- The Washington Times - Friday, February 17, 2006

Excerpts of editorials from newspapers around the world:

The Bangkok Post

U.S. hit on human rights

BANGKOK — The United Nations has concluded … that the situation in Guantanamo Bay, the United States jail in Cuba for alleged terrorists, violates international law and the convention on human rights and torture.

While some of the allegations have been made before, this report is the first to emerge from an investigation made by the reputed U.N. Commission on Human Rights. A draft of the report was forwarded to the White House on Jan. 16 for comment.

The report accuses the U.S. of violating the detainees’ rights to a fair trial, freedom of religion and health.

Five U.N. experts had applied for permission to conduct an inquiry at Guantanamo Bay. The U.S. government denied entry to two and said three experts could visit the facility but could not talk with any detainees. The U.N. panel decided not to accept the U.S. government offer and refused to go. …

Lawyers for two Chinese Muslims held at Guantanamo Bay filed court papers on Monday seeking an order for their release. Abu Bakker Qassim and A’Del Abdu al-Hakim were captured in Pakistan in 2001 as they fled a Taliban training camp, where they were learning tactics to use in seeking independence from the Chinese government. The two men have said they have no quarrel with the U.S., and the U.S. military has found that they are not “enemy combatants.”

And in Paris on Monday, Reporters Without Borders, a worldwide press watchdog, urged the U.S. to free two journalists jailed without charges, one in Iraq and one at Guantanamo Bay, and accused U.S. and Iraqi forces of obstructing media coverage of the war.

The Korea Times

The top U.N. post

Foreign Minister Ban Ki-moon’s declaration of candidacy for U.N. secretary general marks an epoch for both Korea and the global body. It is like a child who was born and grew up under dedicated parental support has come of age and offers to return the favor.
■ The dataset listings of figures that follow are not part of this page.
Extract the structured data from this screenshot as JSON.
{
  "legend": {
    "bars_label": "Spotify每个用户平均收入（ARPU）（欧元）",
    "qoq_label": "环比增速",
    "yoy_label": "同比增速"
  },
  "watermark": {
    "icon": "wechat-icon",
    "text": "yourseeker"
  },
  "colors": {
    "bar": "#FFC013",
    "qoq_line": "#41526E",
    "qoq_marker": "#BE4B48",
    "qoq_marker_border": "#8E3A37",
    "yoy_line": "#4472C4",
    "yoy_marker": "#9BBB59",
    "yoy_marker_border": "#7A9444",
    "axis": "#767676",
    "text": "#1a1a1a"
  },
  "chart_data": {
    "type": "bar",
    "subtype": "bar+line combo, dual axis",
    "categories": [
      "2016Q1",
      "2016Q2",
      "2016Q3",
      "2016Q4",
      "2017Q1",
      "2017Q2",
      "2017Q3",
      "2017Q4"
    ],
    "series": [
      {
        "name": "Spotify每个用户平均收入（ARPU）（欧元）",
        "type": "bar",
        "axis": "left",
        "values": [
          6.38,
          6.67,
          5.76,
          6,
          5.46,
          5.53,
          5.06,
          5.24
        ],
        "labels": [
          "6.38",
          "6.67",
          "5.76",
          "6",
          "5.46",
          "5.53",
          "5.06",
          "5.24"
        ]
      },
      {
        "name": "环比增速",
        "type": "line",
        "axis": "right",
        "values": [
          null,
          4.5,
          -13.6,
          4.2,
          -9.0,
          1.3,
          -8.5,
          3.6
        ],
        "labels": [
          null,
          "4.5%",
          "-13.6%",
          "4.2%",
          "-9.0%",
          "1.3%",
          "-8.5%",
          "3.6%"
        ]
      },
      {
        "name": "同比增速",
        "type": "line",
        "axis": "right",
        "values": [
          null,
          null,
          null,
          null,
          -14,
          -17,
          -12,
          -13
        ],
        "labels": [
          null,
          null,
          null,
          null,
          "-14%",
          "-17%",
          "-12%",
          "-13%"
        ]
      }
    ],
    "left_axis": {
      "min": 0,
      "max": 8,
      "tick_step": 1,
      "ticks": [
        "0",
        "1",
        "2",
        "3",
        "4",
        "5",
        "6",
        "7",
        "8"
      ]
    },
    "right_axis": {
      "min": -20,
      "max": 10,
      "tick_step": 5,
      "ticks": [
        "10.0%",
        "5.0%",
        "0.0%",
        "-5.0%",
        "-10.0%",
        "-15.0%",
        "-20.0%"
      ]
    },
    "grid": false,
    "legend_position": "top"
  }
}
Of course, the top job at the United Nations is individual rather than national in nature. This only makes Minister Ban a better candidate than most others. A lifetime diplomat and a known U.N. expert, he enjoys … recognition on the diplomatic stage.

If a diplomat cannot be completely separated from his country even in international organizations, however, Ban’s biggest — if not only — handicap would be his nationality. Of the permanent five members of the Security Council, China and Russia may cite Korea’s relative proximity to the U.S. Worse yet, Washington’s intimacy toward Seoul has cooled in recent years. …

For these reasons, the permanent five, including Britain and France, could support other Asian candidates even if they agree on the principle of continental rotations. We think that should not be the case, as Southeast Asia already had a top U.N. official [U Thant of Burma], while a Thai is leading the World Trade Organization. …

Asahi Shimbun

Recycled plutonium fuel

TOKYO — The power industry’s long-stalled project to burn recycled plutonium fuel in conventional light-water reactors has moved closer to reality.

Yasushi Furukawa, the governor of Saga Prefecture, home to Kyushu Electric Power Co.’s nuclear power plant in Genkai, recently said he has become convinced of the safety of the use of plutonium-uranium mixed oxide (MOX) fuel at the plant, effectively approving the project.

The town of Genkai is also expected to give the go-ahead for Kyushu Electric’s plan to use MOX at the No. 3 reactor of its Genkai plant. But it will be four to five years until the MOX fuel is ready for the plutonium-thermal project.

Local residents are far from reassured. The local governments and Kyushu Electric need to offer a convincing explanation about the project and address the residents’ concerns. …

The MOX project at the Genkai plant, if it is launched, should be limited to using the plutonium piling up in Britain and France.